Issue 100 – Ode to Eve

Out of Chaos an organizing newsletter

August 26, 2015 Issue No. 100

Ode to Eve

Recently I’ve been reading Mess: One Man’s Struggle to Clean Up His House and His Act by Barry Yourgrau. It is a good read, and his struggle with clutter rings true to me. One of Yourgrau’s many procrastination techniques is to delve into the origins of his inability to let go. While in my experience this is an inefficient way to get rid of clutter, it makes for some fascinating reading.

It also got me thinking about my childhood memories, the ones that shaped me. And that led me to thinking about Eve. Eve (not her real name) was a good friend of my parents before I was born. Like many of my parent’s friends, she was single and childless. While they all bought me too much, in my mother’s opinion, Eve was in a class by herself. She loved to shop, and I was frequently the recipient of her largess.

I loved Eve, not only because she bought me things, but also because she was sparkly. Originally from the south, she had come to New York and worked her way up to being the secretary of the CEO of a major corporation. Later she followed him to the White House, where he served in Nixon’s cabinet. While my mother was practical in beige, Eve spent her considerable disposable income on looking fabulous. Her hair was blonde and done, her dresses colorful and shimmering and her jewelry was wonderful. I’d sit on her lap and take her earrings off of her and put them on me, and she let me. I adored her.

When she moved to D.C., we saw less of her. When I was six we went to Washington and I was in her apartment for the first time.

It was a shock. I was confused: Did she live in an antique store? Everything was so interesting. I remember a ceramic elephant table blocking the hallway and an umbrella stand with a number of canes and an umbrella like the one in Mary Poppins. There was so much stuff. But where was the couch, the bed, the kitchen? She had bought herself into a corner. Even my messy, six-year-old self could see it was a problem. I asked my mother if she had just moved.
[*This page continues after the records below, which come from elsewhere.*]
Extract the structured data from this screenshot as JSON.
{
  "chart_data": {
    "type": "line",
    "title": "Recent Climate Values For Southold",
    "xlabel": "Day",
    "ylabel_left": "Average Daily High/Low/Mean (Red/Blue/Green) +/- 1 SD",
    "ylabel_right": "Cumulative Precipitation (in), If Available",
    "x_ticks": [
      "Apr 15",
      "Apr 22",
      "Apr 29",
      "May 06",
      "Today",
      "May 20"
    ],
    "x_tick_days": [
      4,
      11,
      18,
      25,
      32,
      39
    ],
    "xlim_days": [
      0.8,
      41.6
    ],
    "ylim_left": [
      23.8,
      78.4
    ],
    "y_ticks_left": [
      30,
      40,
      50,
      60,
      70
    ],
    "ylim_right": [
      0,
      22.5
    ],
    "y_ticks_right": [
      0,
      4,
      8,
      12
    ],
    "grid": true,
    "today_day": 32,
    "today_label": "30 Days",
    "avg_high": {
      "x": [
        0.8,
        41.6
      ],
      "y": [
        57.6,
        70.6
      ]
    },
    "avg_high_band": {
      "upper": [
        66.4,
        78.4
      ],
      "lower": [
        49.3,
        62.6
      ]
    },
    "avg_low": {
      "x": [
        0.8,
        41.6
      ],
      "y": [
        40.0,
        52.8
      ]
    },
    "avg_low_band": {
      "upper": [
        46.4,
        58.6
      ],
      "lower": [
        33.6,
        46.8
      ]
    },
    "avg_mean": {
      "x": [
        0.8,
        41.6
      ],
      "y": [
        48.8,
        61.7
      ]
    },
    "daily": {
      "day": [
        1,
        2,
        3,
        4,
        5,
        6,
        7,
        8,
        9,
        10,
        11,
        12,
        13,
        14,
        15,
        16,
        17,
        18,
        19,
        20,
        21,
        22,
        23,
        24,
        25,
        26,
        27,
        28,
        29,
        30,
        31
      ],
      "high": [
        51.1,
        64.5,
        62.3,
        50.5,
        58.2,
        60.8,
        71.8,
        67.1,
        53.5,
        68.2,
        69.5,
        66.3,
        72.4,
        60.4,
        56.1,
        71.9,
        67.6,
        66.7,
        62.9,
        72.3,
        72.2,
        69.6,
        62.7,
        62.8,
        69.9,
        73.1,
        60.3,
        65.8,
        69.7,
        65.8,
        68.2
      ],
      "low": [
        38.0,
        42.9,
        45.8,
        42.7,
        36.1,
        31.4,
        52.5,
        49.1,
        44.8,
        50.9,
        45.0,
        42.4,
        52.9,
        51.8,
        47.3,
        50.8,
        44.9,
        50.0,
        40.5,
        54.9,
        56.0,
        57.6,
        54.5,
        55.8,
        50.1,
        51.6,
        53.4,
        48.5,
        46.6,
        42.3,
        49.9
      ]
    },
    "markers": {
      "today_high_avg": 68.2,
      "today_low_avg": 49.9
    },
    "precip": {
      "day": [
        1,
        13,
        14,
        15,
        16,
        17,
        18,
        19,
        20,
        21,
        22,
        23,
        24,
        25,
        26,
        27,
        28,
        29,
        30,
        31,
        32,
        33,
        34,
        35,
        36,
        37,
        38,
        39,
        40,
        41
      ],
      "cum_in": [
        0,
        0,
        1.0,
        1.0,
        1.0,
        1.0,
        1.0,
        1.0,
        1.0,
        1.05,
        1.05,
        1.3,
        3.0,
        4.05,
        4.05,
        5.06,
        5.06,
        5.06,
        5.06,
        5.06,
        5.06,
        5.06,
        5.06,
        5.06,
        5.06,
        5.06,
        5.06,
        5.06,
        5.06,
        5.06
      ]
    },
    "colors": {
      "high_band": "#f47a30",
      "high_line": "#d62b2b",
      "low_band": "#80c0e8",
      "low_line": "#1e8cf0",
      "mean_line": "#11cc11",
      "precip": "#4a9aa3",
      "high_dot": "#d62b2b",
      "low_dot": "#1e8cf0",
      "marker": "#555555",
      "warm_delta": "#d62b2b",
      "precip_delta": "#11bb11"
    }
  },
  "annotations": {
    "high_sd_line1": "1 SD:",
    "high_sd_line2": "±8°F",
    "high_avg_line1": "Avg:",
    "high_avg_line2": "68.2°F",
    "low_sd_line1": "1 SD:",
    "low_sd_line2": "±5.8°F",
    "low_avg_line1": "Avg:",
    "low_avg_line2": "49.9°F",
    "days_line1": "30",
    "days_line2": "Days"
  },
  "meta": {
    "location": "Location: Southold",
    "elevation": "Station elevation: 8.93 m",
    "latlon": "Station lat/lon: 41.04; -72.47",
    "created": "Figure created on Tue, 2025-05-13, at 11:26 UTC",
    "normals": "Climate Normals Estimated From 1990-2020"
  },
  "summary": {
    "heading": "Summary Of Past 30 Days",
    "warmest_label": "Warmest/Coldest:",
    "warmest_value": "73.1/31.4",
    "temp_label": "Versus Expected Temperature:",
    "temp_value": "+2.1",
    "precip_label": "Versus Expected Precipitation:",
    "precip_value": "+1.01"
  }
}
It was hard for my young brain to resolve these two incompatible images. I was a shallow child: Eve’s outward appearance—her matching shoes and bags, her perfect coiffure and her feminine palette were a huge part of my attraction to her. How could someone who cared about beauty live in a place that looked like a storage unit for an eccentric antique dealer?

I think that day stayed etched in my brain. And that question is still interesting to me. So many of my clients look so fabulous, and yet…

Yourgrau traces his inability to throw things out to a few key events in his life, including frequent moves as a child and a broken water bottle. So let’s try his Freudian approach: What makes you unwilling to let go? Or what makes you want to overbuy? I was too young to ask Eve those questions at the time, but how I wish I could travel back in time, and while I was asking her those questions, I’d be helping her let go.